Insomma, le basi pseudoideologiche su cui si fonda tutta la serie sono un cumulo di fresconate e luoghi comuni spremuti fuori dalla pancia dei peggiori falliti, quelli così presi a incolpare banche, migranti, alieni e congiuntura astrale, che perdono di vista la domanda centrale: ma io della mia vita che ne sto facendo? Non sarà che forse sono il mio peggiore problema?
E d’altro canto va detto che questa lisciata complottista contro le banche era necessaria, perché senza di essa la banda del professore sarebbe stata solo ciò che è: una banda di ladri. E nessuno avrebbe simpatizzato per loro, né dentro, né fuori dallo schermo. È lo stesso meccanismo per il quale Dexter Morgan, uno spietato e inquietante serial killer, riesce a essere l’eroe di una serie di otto stagioni, nonostante ammazzi e affetti persone: Dexter è nato così ma si è dato un codice etico secondo il quale uccide solo i “cattivi”. E se il meccanismo per tramutare uno psicopatico in cavaliere senza macchia funziona al pelo (e anzi contribuisce alla tensione narrativa della serie), in questa casa di carta invece proprio non va, per i motivi sopra esposti.
Insomma, anche riconoscendo che la serie è girata bene, alla fine si rivela essere un gigantesco soufflé senza ripieno che lascia con parecchio appetito da soddisfare. Se poi a questo ci aggiungiamo l’ispettore di polizia che passa dalla parte dei rapinatori e quella bestiolina stizzita di Tokyo, una specie di Lisbet Salander alla rovescia che invece di rimettere il mondo al suo posto sa solo distribuire guai a chi la circonda, ecco che nel complesso le ottime aspettative sollevate dai primi episodi vengono affogate dalla prevedibilità e dalla goffaggine degli ultimi.

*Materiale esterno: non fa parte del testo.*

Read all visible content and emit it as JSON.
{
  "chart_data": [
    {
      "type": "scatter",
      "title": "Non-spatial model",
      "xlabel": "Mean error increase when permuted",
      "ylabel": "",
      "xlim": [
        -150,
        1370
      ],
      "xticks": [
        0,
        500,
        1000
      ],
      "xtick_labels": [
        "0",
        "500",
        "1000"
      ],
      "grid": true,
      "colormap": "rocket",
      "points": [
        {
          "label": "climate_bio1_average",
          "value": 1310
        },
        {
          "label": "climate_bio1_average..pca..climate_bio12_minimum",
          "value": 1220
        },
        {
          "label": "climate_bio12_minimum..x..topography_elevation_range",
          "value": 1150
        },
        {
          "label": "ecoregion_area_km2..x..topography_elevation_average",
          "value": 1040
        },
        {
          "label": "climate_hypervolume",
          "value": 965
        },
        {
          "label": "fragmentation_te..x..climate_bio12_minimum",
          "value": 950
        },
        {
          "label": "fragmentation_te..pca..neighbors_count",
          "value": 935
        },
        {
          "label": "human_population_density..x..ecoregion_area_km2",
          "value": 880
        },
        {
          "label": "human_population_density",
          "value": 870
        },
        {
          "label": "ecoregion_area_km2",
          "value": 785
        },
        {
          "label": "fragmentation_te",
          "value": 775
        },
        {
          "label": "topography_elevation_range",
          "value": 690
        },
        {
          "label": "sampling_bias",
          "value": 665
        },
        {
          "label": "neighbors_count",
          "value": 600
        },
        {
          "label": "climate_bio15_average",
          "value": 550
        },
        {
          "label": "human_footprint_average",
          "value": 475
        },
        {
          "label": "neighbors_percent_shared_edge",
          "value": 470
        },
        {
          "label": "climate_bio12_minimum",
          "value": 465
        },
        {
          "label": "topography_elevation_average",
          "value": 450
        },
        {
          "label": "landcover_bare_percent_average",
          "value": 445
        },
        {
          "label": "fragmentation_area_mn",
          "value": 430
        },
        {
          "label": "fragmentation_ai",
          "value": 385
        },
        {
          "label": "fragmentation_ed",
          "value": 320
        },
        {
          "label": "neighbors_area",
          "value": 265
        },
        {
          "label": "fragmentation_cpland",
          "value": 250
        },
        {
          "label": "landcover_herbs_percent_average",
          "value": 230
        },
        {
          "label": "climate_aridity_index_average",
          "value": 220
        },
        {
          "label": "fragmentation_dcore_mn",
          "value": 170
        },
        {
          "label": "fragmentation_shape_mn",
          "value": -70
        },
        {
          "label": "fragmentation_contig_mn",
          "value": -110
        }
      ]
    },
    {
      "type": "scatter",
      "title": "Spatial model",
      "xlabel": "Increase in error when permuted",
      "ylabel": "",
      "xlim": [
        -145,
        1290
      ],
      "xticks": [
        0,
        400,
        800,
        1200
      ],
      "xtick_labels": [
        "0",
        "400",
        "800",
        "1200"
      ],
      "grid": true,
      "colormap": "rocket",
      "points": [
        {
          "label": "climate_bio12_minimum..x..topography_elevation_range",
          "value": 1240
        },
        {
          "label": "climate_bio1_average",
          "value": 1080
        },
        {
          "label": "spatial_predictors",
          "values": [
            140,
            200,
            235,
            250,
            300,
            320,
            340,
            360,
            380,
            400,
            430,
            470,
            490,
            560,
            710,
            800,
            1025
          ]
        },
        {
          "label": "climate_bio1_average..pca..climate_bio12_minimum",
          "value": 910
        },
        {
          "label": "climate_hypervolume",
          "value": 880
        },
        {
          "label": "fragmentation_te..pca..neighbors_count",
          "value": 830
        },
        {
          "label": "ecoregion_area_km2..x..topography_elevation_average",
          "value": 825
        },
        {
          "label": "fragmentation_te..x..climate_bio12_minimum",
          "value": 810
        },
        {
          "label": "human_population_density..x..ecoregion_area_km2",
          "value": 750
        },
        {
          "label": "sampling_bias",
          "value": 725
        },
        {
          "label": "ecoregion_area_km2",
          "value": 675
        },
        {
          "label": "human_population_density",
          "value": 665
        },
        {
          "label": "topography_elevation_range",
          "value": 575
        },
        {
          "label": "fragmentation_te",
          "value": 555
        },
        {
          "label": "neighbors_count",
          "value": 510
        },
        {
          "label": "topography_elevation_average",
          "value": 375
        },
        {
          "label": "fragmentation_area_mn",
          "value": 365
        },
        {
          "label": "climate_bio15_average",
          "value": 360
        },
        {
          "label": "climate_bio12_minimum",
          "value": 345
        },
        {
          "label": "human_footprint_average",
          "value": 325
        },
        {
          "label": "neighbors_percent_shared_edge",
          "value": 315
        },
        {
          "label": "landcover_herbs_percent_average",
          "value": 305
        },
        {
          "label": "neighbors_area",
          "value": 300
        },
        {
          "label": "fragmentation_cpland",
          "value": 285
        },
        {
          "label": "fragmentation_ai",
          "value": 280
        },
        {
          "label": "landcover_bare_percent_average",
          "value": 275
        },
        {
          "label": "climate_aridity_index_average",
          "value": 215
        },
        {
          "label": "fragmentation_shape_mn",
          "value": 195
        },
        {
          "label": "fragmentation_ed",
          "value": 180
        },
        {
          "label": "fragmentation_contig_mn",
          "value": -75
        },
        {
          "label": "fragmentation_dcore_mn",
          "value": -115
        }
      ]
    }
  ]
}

Tutto sommato ne rimpiangerò poco. Forse i personaggi migliori sono stati proprio quelli che avrebbero dovuto essere secondari: Denver, Mosca, la bionda Monica “Stoccolma” Gaztambide e il patetico direttore della Zecca Arturo Román. Gente che almeno non ha inzuppato in un’ideologia da “quattro soldi” le proprie azioni.